Non ancora pienamente soddisfatte, ci rechiamo al Viking Ravintola, un ristorante a tema in cui vorremmo andare ad assaggiare specialità finlandesi, per consultare il menu. Appena finito di leggere, facciamo per andarcene, ma i tizi dietro di noi ce lo impediscono. Uno di loro ci fa: “Don’t you eat here?”

Me: “No…”

Lui: “Why?”

Me: “We must return to Helsinki…”

Pare appagato. Se ne va.

Torniamo alla stazione un’ora prima della partenza del treno e non sappiamo che fare (trova la novità). I negozi hanno appena chiuso (alle 18.00) e di supermercati ne abbiamo fin sopra i capelli. Dunque, prendiamo due Coca-cola zero alla ciliegia e ci mettiamo a sorseggiarle su un muretto fuori la stazione, discorrendo sullo sfondo del viavai cittadino al tramonto. Saliamo quindi sul treno e ci mettiamo a fare piani per la serata e per l’indomani. Tanto perché siamo “stufe dei supermercati”, decidiamo di fare una puntata all’S-market della stazione, che è enorme ed in chiusura (gli sconti serali a filo chiusura sono i migliori). Si prevede, quindi, cena in ostello, affrontando tutto ciò che ci si presenterà stasera.

Me: “Fra, a proposito, stamattina che è successo di bello?”

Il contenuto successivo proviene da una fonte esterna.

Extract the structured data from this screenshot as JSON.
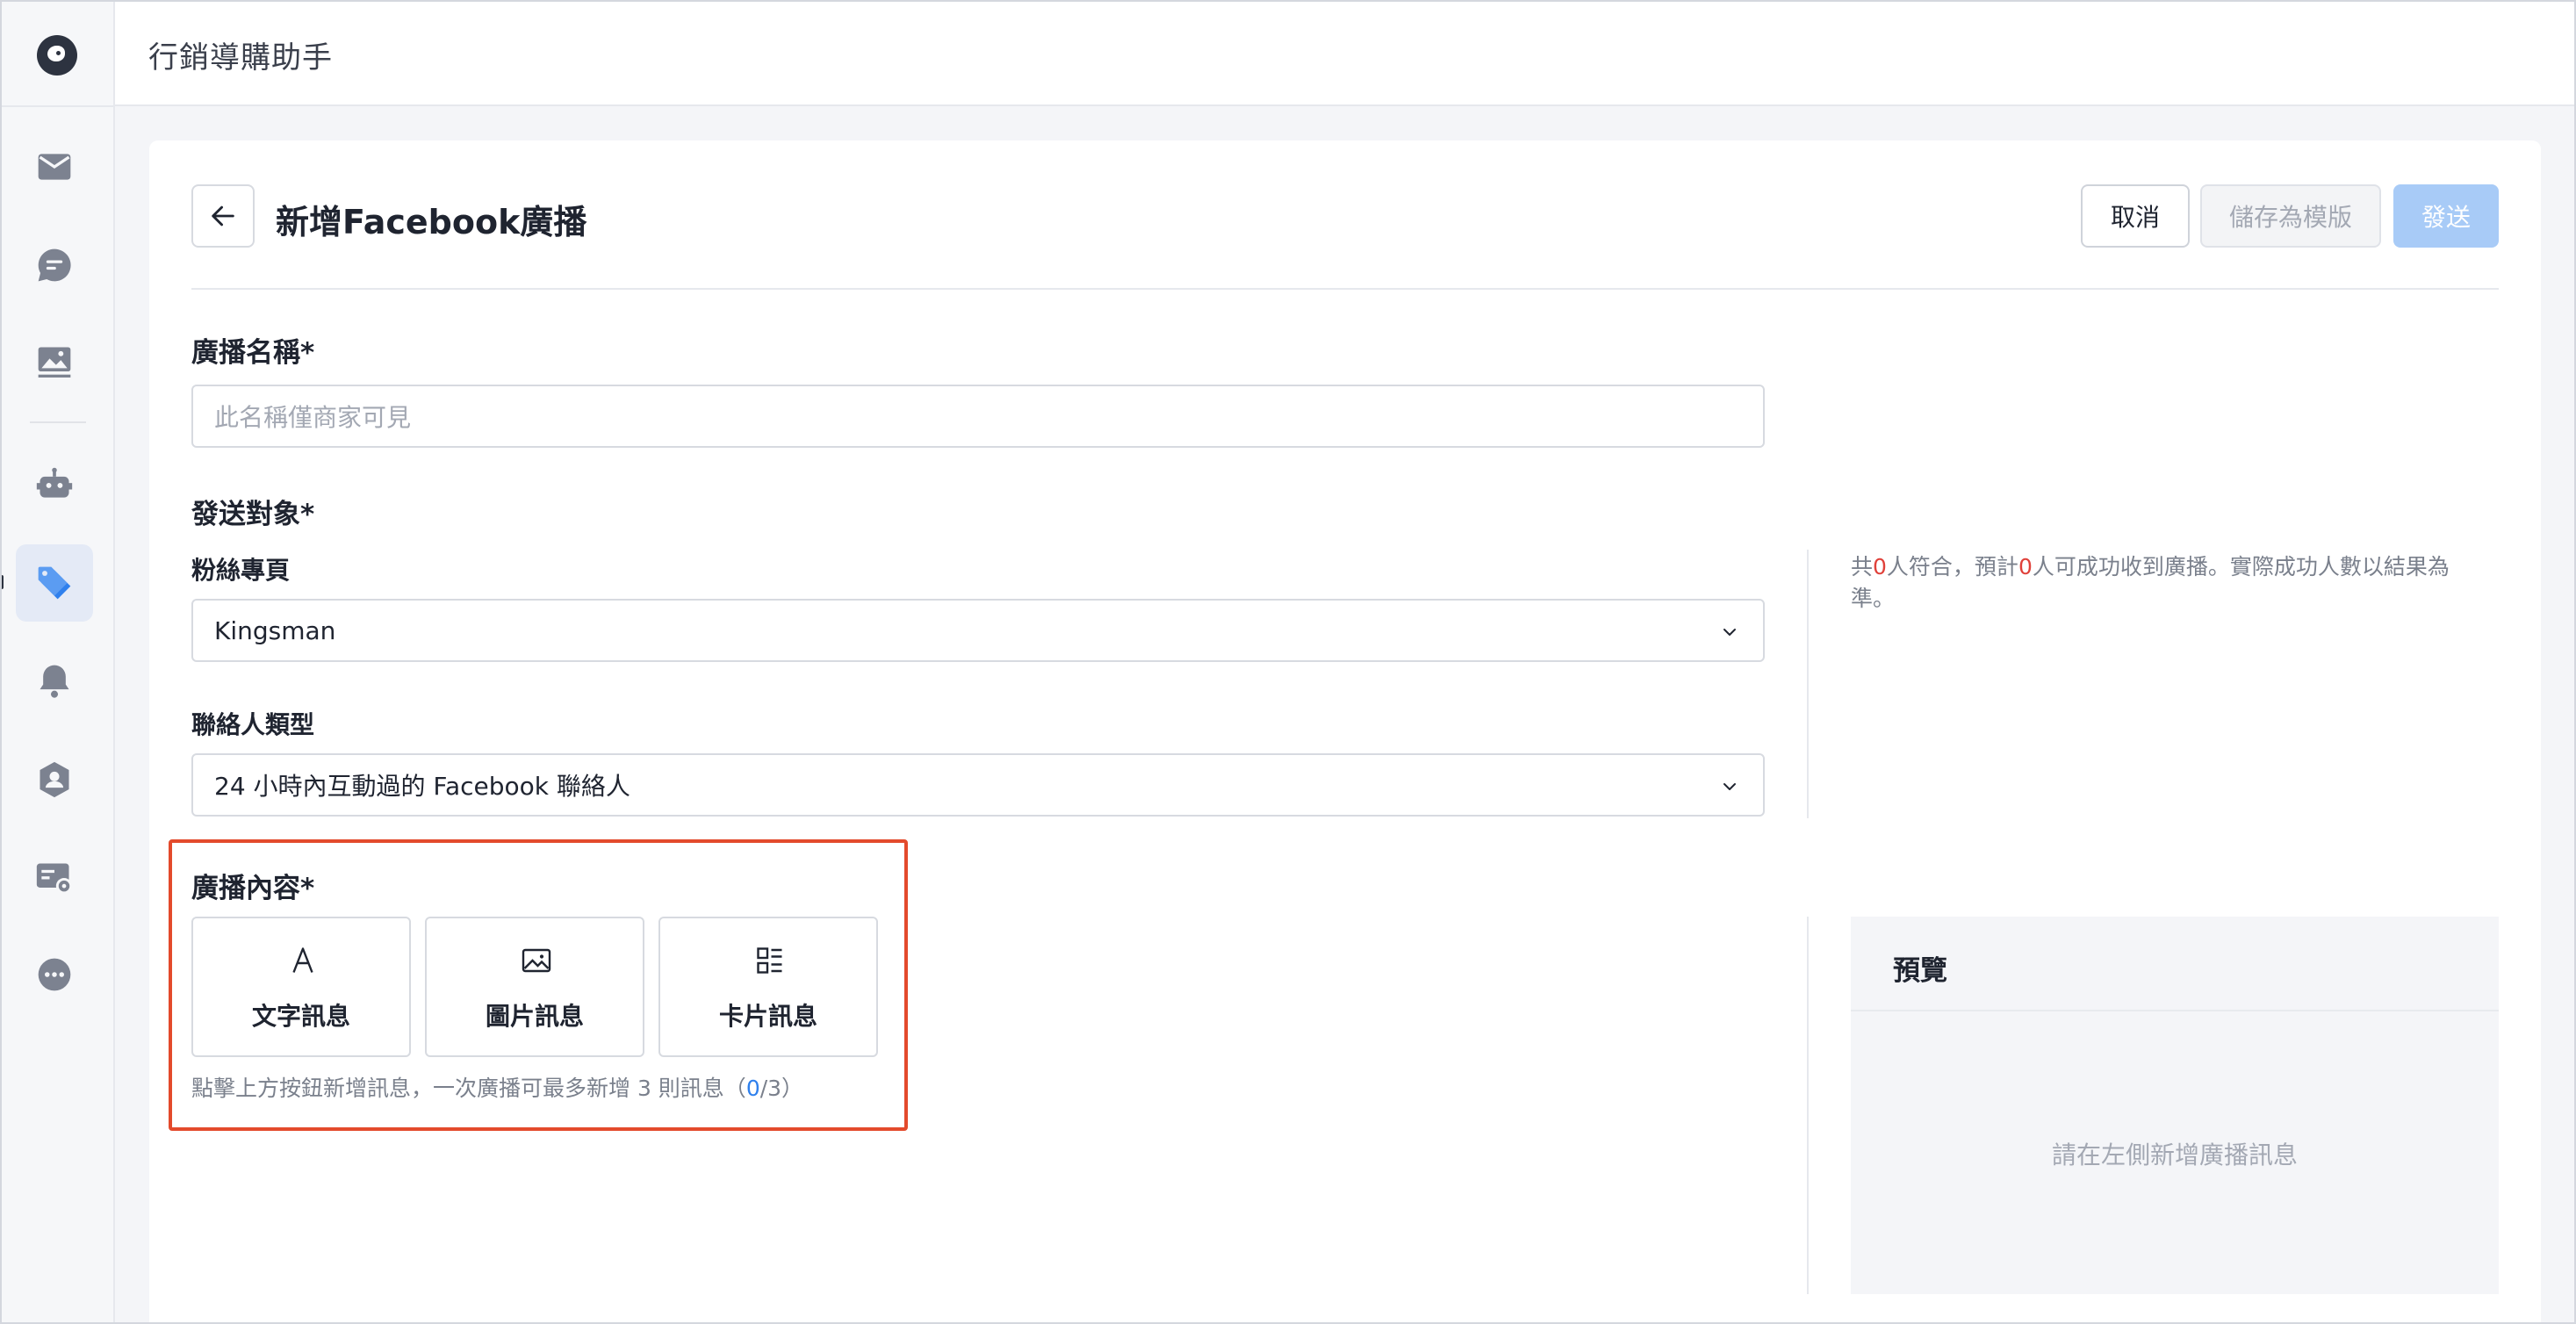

Fra: “Niente, stranamente…”

Me: “Ah, peccato, quasi mi dispiace…”

Fra: “Ah no aspetta, quando sono uscita ho notato che c’era una vicino alla porta che dormiva totalmente nuda, col lenzuolo tra le gambe, tipo amazzone…”.

Ore 24.00
Camera

L’ultimo viaggio è stato piacevolissimo, un po’ per la rapidità del treno, un po’ perché, forse, dopo venti giorni, abbiamo imparato ad organizzare perfettamente il nostro tempo: attesa controllore; timbro dei Pass; bagno; cibo; diario e lettura; sonno e risveglio; bagno; consumo di schifezze a caso; preparazione bagagli; posizione di pole position per la discesa. Ma devo dire che abbiamo concluso con una degna performance:

Me: “Scendiamo?”

Fra: “Aspetta…”

(Sguardi interrogativi)

Fra: “Aspetta…”

(Vedo che punta il signore del sedile a fianco)

Me (la guardo dubbiosa, poi guardo il signore): “Ah…”

Ed è così che, una volta sceso il signore, Fra si fionda a recuperare la bottiglia vuota di Coca-cola lasciata sul sedile… stiamo rasentando l’accattonaggio.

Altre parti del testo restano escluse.